High-profile court battles and survivors

Despite the rareness of a CJD diagnosis in Ireland, there have been a number of high-profile incidents involving the lethal condition in recent years.

From one of the longest survivors of the disease in history to court battles over the first human use of a highly controversial drug treatment, calls for a compensation system for those needlessly infected. to an infection person donating blood, CJD has grabbed the headlines whenever it has appeared.

Jonathan Simms confounded medical experts by living for 10 years with CJD, one of the longest known survival rates.

The Belfast man, who died in Mar 2011 aged 26, contracted variant CJD in May 2001, after initially being diagnosed with multiple sclerosis.

He and his family were initially told he could die within months. However, Mr Simms survived until Jan 2003, when he won a high-profile court battle for the right to use the experimental drug pentosan polysulphate.

It was the first time the medication had been used on a person.

In 2005, then health minister Mary Harney was embroiled in a major controversy after it emerged a man suspected to be infected with a form of CJD was allowed to donate blood.

Two people received blood from the man, who was being treated in a Dublin hospital at the time, one of whom subsequently died from an unrelated condition.

Ms Harney insisted the blood supply system was secure and that all safety checks had been followed.
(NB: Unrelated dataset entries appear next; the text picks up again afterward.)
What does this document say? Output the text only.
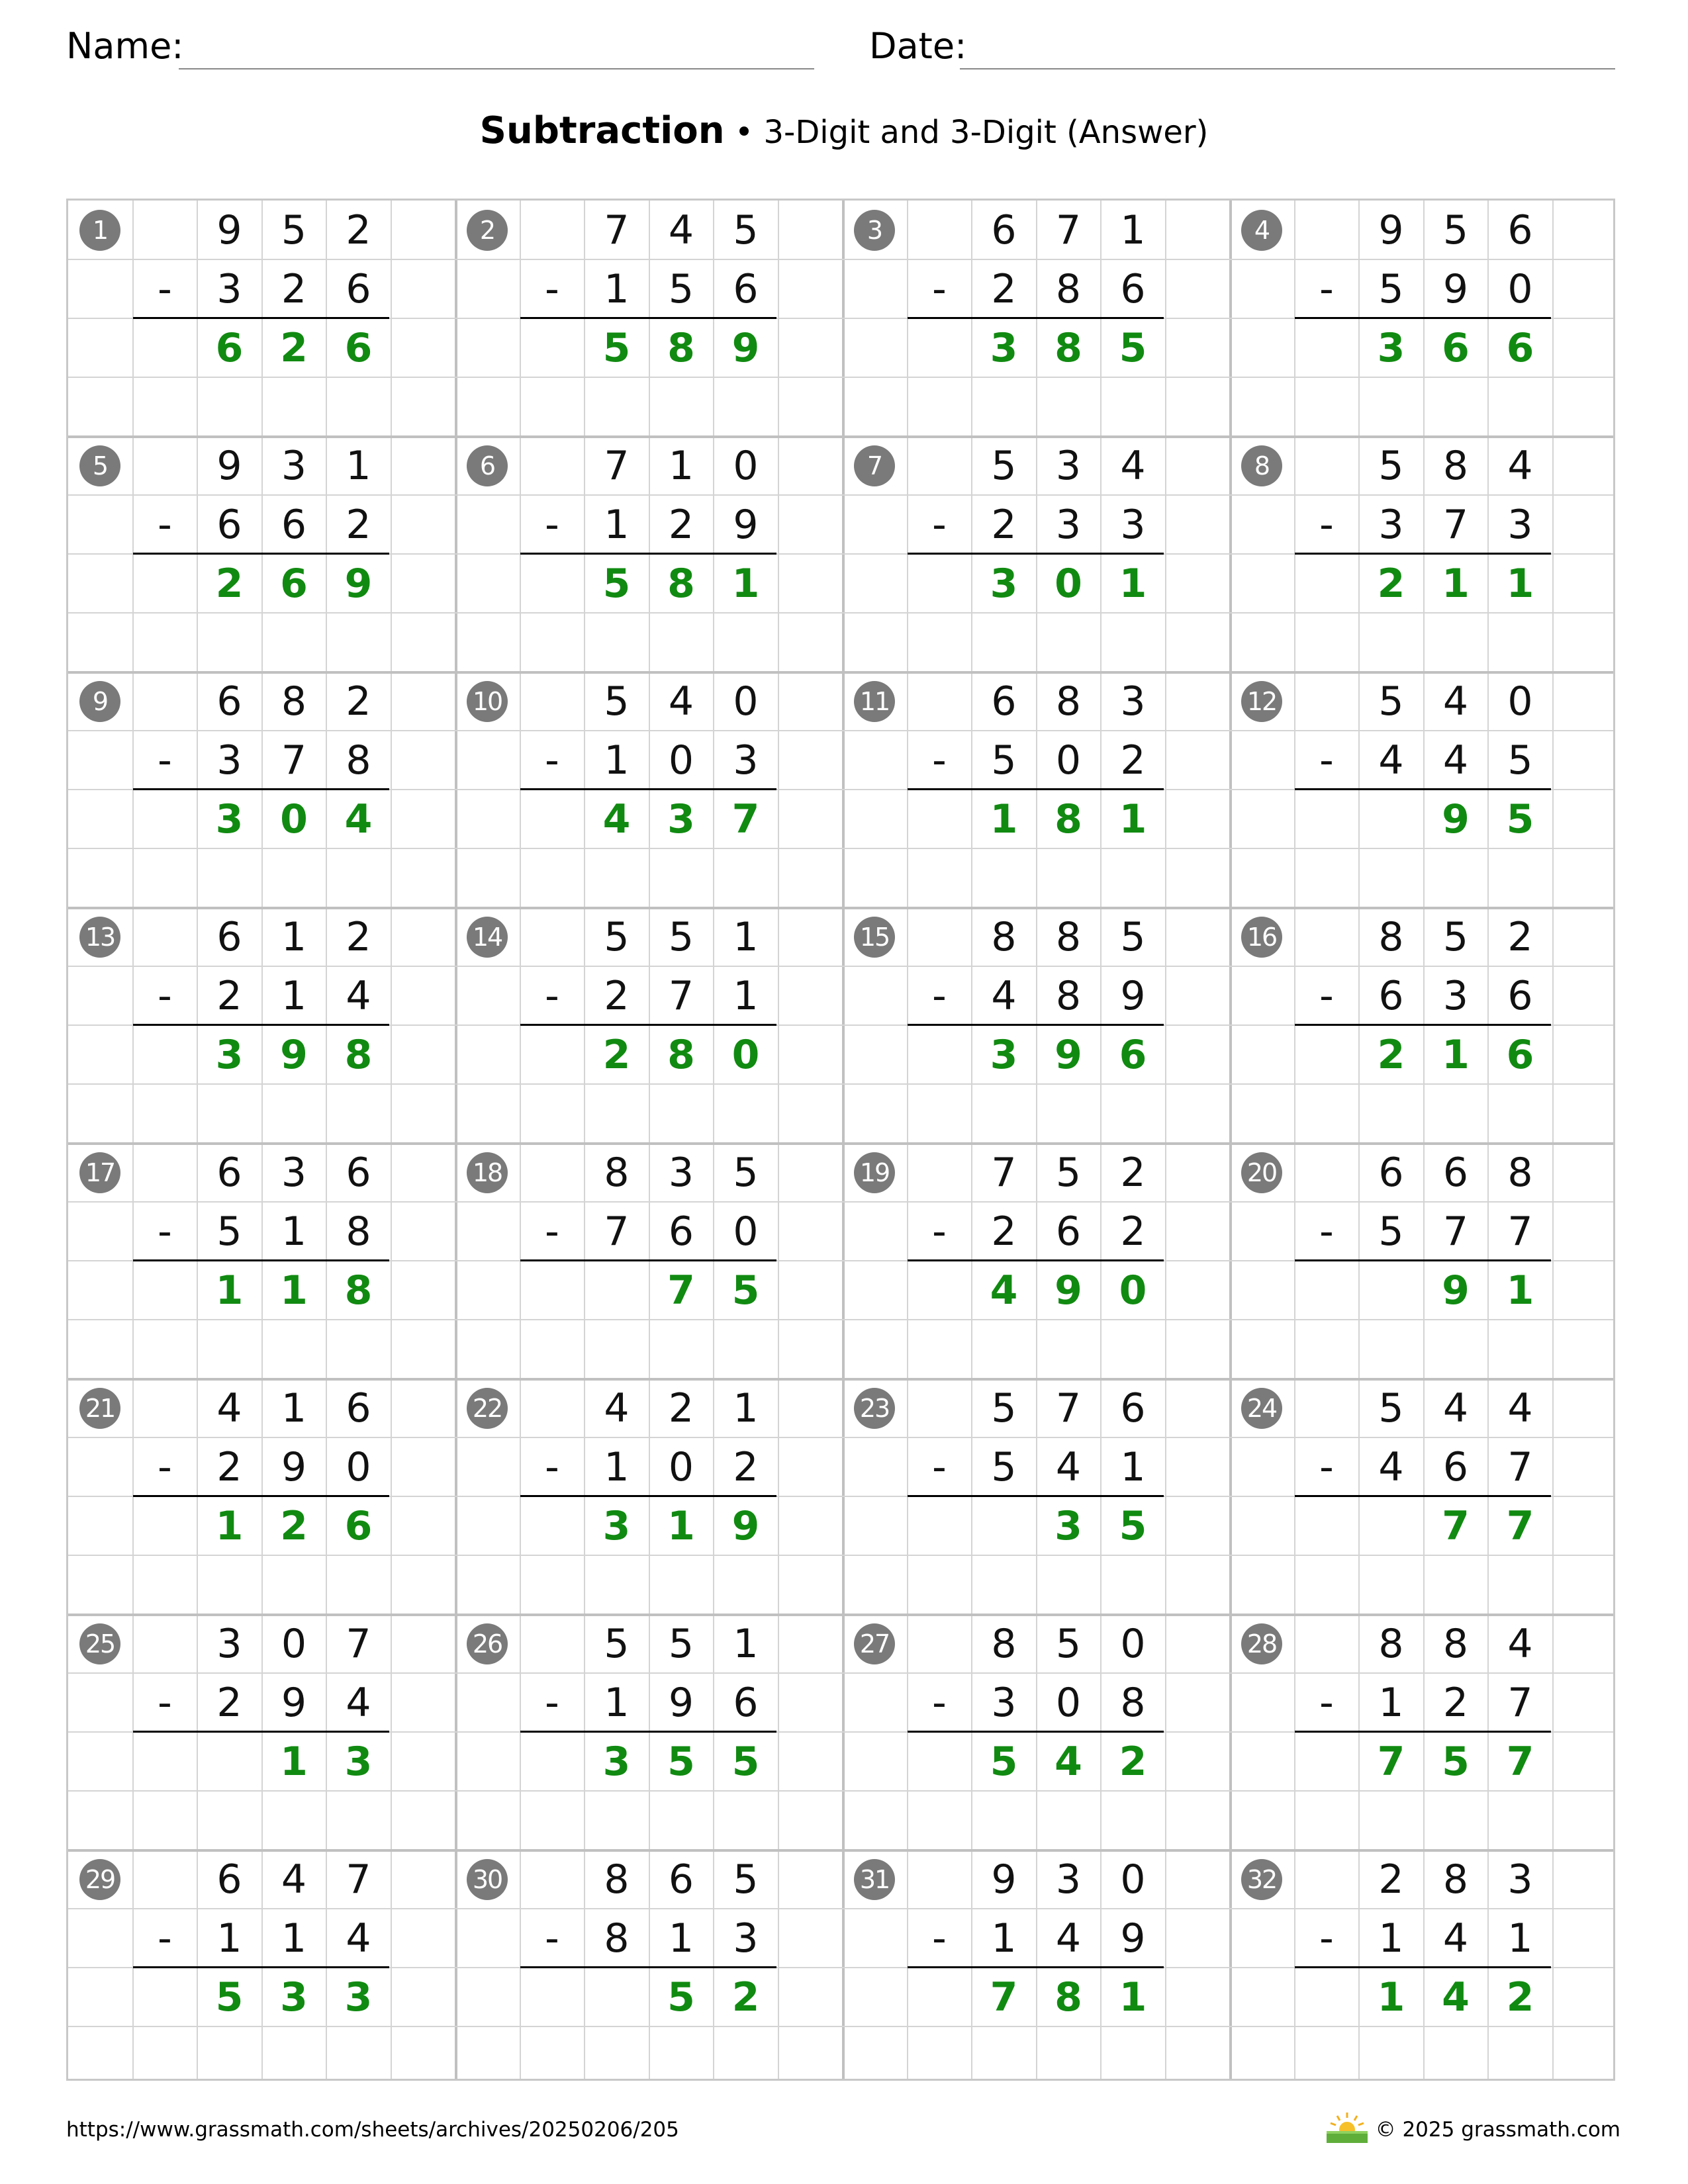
Name:	Date:
Subtraction • 3-Digit and 3-Digit (Answer)
1	9 5 2
-	3 2 6
6 2 6
2	7 4 5
-	1 5 6
5 8 9
3	6 7 1
-	2 8 6
3 8 5
4	9 5 6
-	5 9 0
3 6 6
5	9 3 1
-	6 6 2
2 6 9
6	7 1 0
-	1 2 9
5 8 1
7	5 3 4
-	2 3 3
3 0 1
8	5 8 4
-	3 7 3
2 1 1
9	6 8 2
-	3 7 8
3 0 4
10	5 4 0
-	1 0 3
4 3 7
11	6 8 3
-	5 0 2
1 8 1
12	5 4 0
-	4 4 5
9 5
13	6 1 2
-	2 1 4
3 9 8
14	5 5 1
-	2 7 1
2 8 0
15	8 8 5
-	4 8 9
3 9 6
16	8 5 2
-	6 3 6
2 1 6
17	6 3 6
-	5 1 8
1 1 8
18	8 3 5
-	7 6 0
7 5
19	7 5 2
-	2 6 2
4 9 0
20	6 6 8
-	5 7 7
9 1
21	4 1 6
-	2 9 0
1 2 6
22	4 2 1
-	1 0 2
3 1 9
23	5 7 6
-	5 4 1
3 5
24	5 4 4
-	4 6 7
7 7
25	3 0 7
-	2 9 4
1 3
26	5 5 1
-	1 9 6
3 5 5
27	8 5 0
-	3 0 8
5 4 2
28	8 8 4
-	1 2 7
7 5 7
29	6 4 7
-	1 1 4
5 3 3
30	8 6 5
-	8 1 3
5 2
31	9 3 0
-	1 4 9
7 8 1
32	2 8 3
-	1 4 1
1 4 2
https://www.grassmath.com/sheets/archives/20250206/205	© 2025 grassmath.com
In 2006, concerns were also raised by a county coroner over a potential “cluster” of CJD infections in the South Dublin/Wicklow area.

During the inquest into the death of Jason Moran, 24, from Shankill in Co Dublin, coroner Dr Kieran Geraghty said he was concerned about three incidents occurring in a five-mile radius of the Bray area.

At the time, then opposition TD Eamon Gilmore called for an inquiry into what happened, and for a compensation system to be potentially set up if there was proof the infections were preventable.

A number of other cases have also hit the headlines in recent years, including the death of a Cork-based father of two just months after Mr Simms passed away.

The 48-year-old long-haul truck driver from the north side of Cork City, whose identity has never been revealed, was originally from England but had been living in Ireland for more than a decade.

HSE figures show there have been 30 cases of CJD in Ireland in the past six years — an average of one every 10 weeks.

In addition, there have been four known cases of vCJD — a condition linked to BSE in cattle — since the disease was identified in 1996.

- Anyone worried about whether they may have contracted CJD at Beaumont is urged to contact the HSE’s dedicated helpline number on: 1800-302-602.

Condition triggers cause for concern

Q: Why is CJD back in the news?

A: On Thursday the HSE confirmed up to 20 people may have been infected with Creutzfeldt-Jakob Disease, more commonly known as CJD, due to potential surgical cross-infection. All of the patients were treated at Beaumont Hospital between Jun 1 and Jul 15.

They were contacted by the HSE yesterday and are currently being tested for the lethal disease.

The risk of infection is because a patient who attended Beaumont at the start of June was subsequently diagnosed with CJD. This patient may have been treated with the same medical equipment the 20 other patients where in contact with, meaning they could have accidentally been infected by the extremely dangerous illness.

Q: How many people are affected?

A: The HSE has yet to clarify the exact number. However, an initial statement from officials said the figure is between 10 and 20.

Q: If doctors cleaned the equipment, why is there a problem?

A: Normal equipment cleaning is insufficient to remove any CJD danger.

Under national and international rules, any equipment used on the brain of someone with the condition must be thoroughly sterilised as part of a “deep clean” or be destroyed.

The difficulty for Beaumont and the HSE is that they appear not to have been aware the initial patient was suffering from CJD for up to two months after the individual was treated — meaning other patients received care before this “deep clean” process took place.

Q: What is likely to happen to those affected?

A: It is still unclear how many, if any, of the 20 potential victims have in fact contracted CJD. However, CJD is a lethal condition for which there is no cure.

The lethal degenerative neurological disorder acts by effectively causing holes in brain tissue. This occurs when the protein at the centre of the condition, prion, develops in a way that causes it to fold in on itself. The main symptoms of the condition are dementia, memory loss and hallucinations.

This is generally followed by speech problems, co-ordination and seizures. Early dementia symptoms, coma, and ultimately death can quickly follow.